If your dog doesn't have any issues after 10 minutes, you can start to slowly introduce them to deeper waters.
This may take some time, so just be patient. Always have a firm grip on your dog as they learn how to use their legs to stay afloat.
Once they have gotten confident enough to swim without your assistance, make sure that you're always within arms reach. You need to be close enough to react if your dog experiences any issues.
You can invest in a flotation vest if your dog is having issues. They take some of the load off, allowing your Pug to use their legs for navigation rather than floating. It's also recommended that you teach your dog how to exit the pool. Install ramps or stairs to make things easier.
As always, you should never force your dog to go swimming if they don't want to. If they look scared or having a tough time breathing, you must accept that swimming is just not for them.
Swimming Safety Tips
Whether your Pug is a hardcore swimmer or a pup that likes to just get their feet wet, you need to be careful at all times. Beyond the safety tips we covered earlier, here are some things to keep in mind.
Be Mindful of Chlorine
Like humans, dogs can have negative reactions to the chemicals in pools. Pugs are known for having sensitive skin. After a few minutes of being in a pool, take some time to check on your pup.
Pay attention to their skin and eyes. If you notice any irritation, such as redness on the skin or bloodshot eyes, remove them from the water and bathe them immediately.
In these cases, you might want to switch your pool cleaning techniques to a more natural alternative.
Exercise Caution in Lakes or Rivers
While natural bodies of water don't usually have chemicals, there are plenty of other things lurking below the surface. Many lakes are teeming with bacteria and potentially dangerous toxins.

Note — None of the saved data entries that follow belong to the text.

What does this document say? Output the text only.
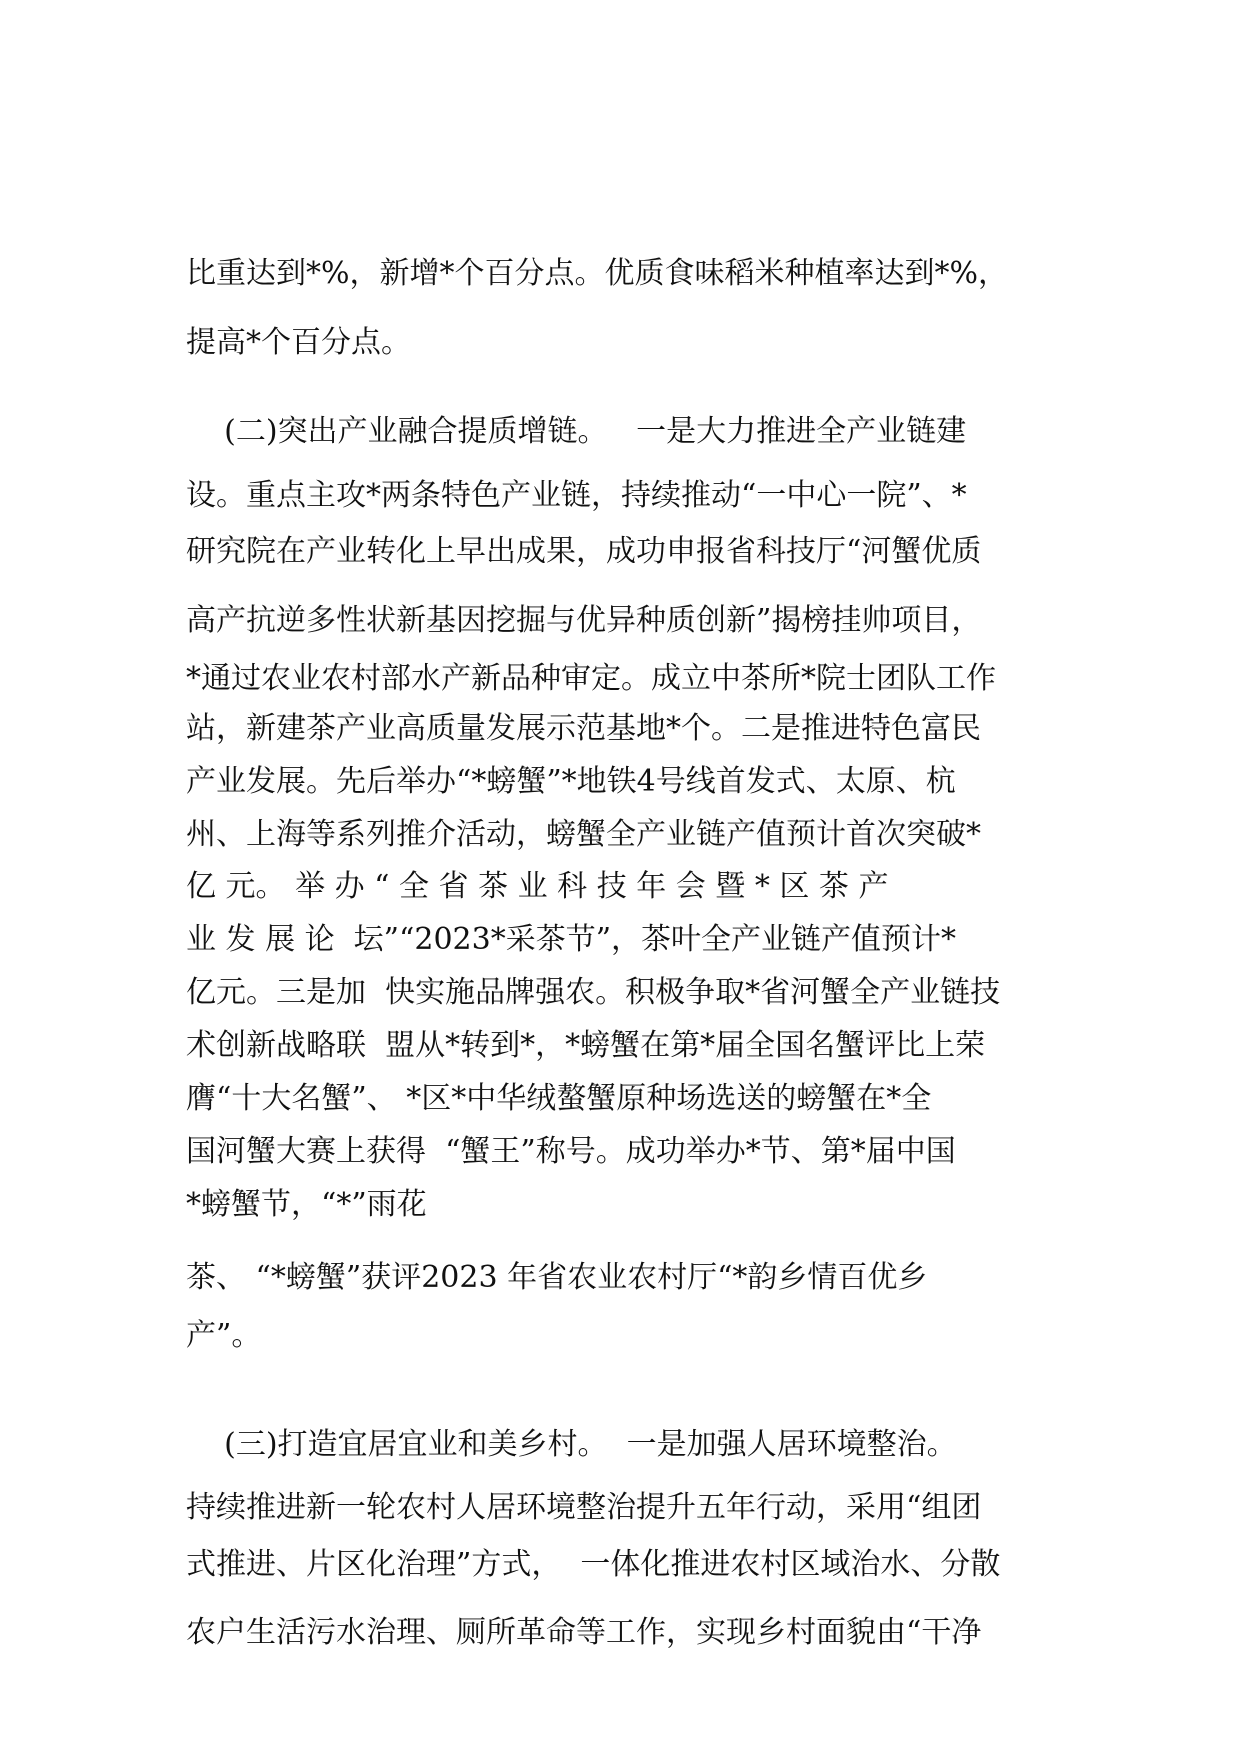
比重达到*%，新增*个百分点。优质食味稻米种植率达到*%，

提高*个百分点。

(二)突出产业融合提质增链。   一是大力推进全产业链建

设。重点主攻*两条特色产业链，持续推动“一中心一院”、*

研究院在产业转化上早出成果，成功申报省科技厅“河蟹优质

高产抗逆多性状新基因挖掘与优异种质创新”揭榜挂帅项目，

*通过农业农村部水产新品种审定。成立中茶所*院士团队工作

站，新建茶产业高质量发展示范基地*个。二是推进特色富民

产业发展。先后举办“*螃蟹”*地铁4号线首发式、太原、杭

州、上海等系列推介活动，螃蟹全产业链产值预计首次突破*

亿 元。 举 办 “ 全 省 茶 业 科 技 年 会 暨 * 区 茶 产

业 发 展 论  坛”“2023*采茶节”，茶叶全产业链产值预计*

亿元。三是加  快实施品牌强农。积极争取*省河蟹全产业链技

术创新战略联  盟从*转到*，*螃蟹在第*届全国名蟹评比上荣

膺“十大名蟹”、 *区*中华绒螯蟹原种场选送的螃蟹在*全

国河蟹大赛上获得  “蟹王”称号。成功举办*节、第*届中国

*螃蟹节，“*”雨花

茶、 “*螃蟹”获评2023 年省农业农村厅“*韵乡情百优乡

产”。

(三)打造宜居宜业和美乡村。  一是加强人居环境整治。

持续推进新一轮农村人居环境整治提升五年行动，采用“组团

式推进、片区化治理”方式，  一体化推进农村区域治水、分散

农户生活污水治理、厕所革命等工作，实现乡村面貌由“干净
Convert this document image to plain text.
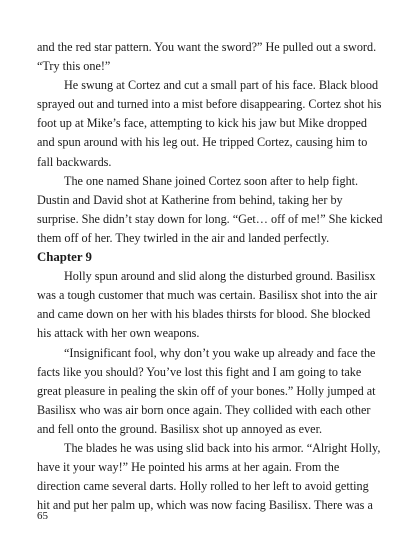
and the red star pattern. You want the sword?” He pulled out a sword. “Try this one!”

He swung at Cortez and cut a small part of his face. Black blood sprayed out and turned into a mist before disappearing. Cortez shot his foot up at Mike’s face, attempting to kick his jaw but Mike dropped and spun around with his leg out. He tripped Cortez, causing him to fall backwards.

The one named Shane joined Cortez soon after to help fight. Dustin and David shot at Katherine from behind, taking her by surprise. She didn’t stay down for long. “Get… off of me!” She kicked them off of her. They twirled in the air and landed perfectly.

Chapter 9

Holly spun around and slid along the disturbed ground. Basilisx was a tough customer that much was certain. Basilisx shot into the air and came down on her with his blades thirsts for blood. She blocked his attack with her own weapons.

“Insignificant fool, why don’t you wake up already and face the facts like you should? You’ve lost this fight and I am going to take great pleasure in pealing the skin off of your bones.” Holly jumped at Basilisx who was air born once again. They collided with each other and fell onto the ground. Basilisx shot up annoyed as ever.

The blades he was using slid back into his armor. “Alright Holly, have it your way!” He pointed his arms at her again. From the direction came several darts. Holly rolled to her left to avoid getting hit and put her palm up, which was now facing Basilisx. There was a

65
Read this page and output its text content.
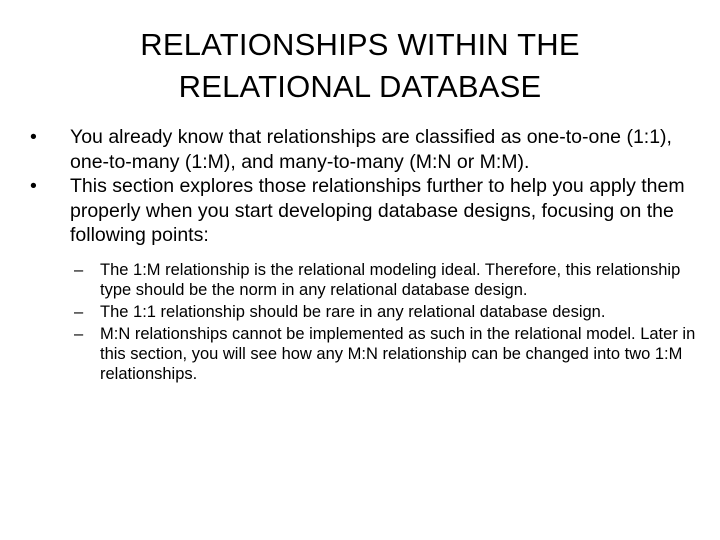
RELATIONSHIPS WITHIN THE
RELATIONAL DATABASE
• You already know that relationships are classified as one-to-one (1:1), one-to-many (1:M), and many-to-many (M:N or M:M).
• This section explores those relationships further to help you apply them properly when you start developing database designs, focusing on the following points:
– The 1:M relationship is the relational modeling ideal. Therefore, this relationship type should be the norm in any relational database design.
– The 1:1 relationship should be rare in any relational database design.
– M:N relationships cannot be implemented as such in the relational model. Later in this section, you will see how any M:N relationship can be changed into two 1:M relationships.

Blue-Green Algae, for example, can be fatal to dogs if consumed. It doesn't take much for your dog to get poisoned, so exercise caution and keep a watchful eye on your pup.
Dry Your Dog Thoroughly
Once your dog has had enough, you need to ensure that they are fully dry. Towel-dry your dog and get into all of those wrinkles. Leftover moisture can cause fungal infections and extreme skin irritation.
Pay Attention to the Ears
The ears are especially susceptible to infections. Water that gets into the ear canal can lead to inflammation. This can worsen over time, resulting in discharge and even deafness.
Dry out your dog's ears thoroughly. You can carefully use a cotton swab. We also recommend getting an ear flush. This will remove water and help to dry out the ear canal completely.
It's important to be careful if you plan on taking your Pug to the pool. They are not the best swimmers in the canine world. Their unique bodies work against them.
Thanks to their short snouts and penchant for breathing difficulties, it's a risky activity. However, you can do your part to keep them as safe as possible. With a bit of training, your dog can cool off in the summer heat without any problems.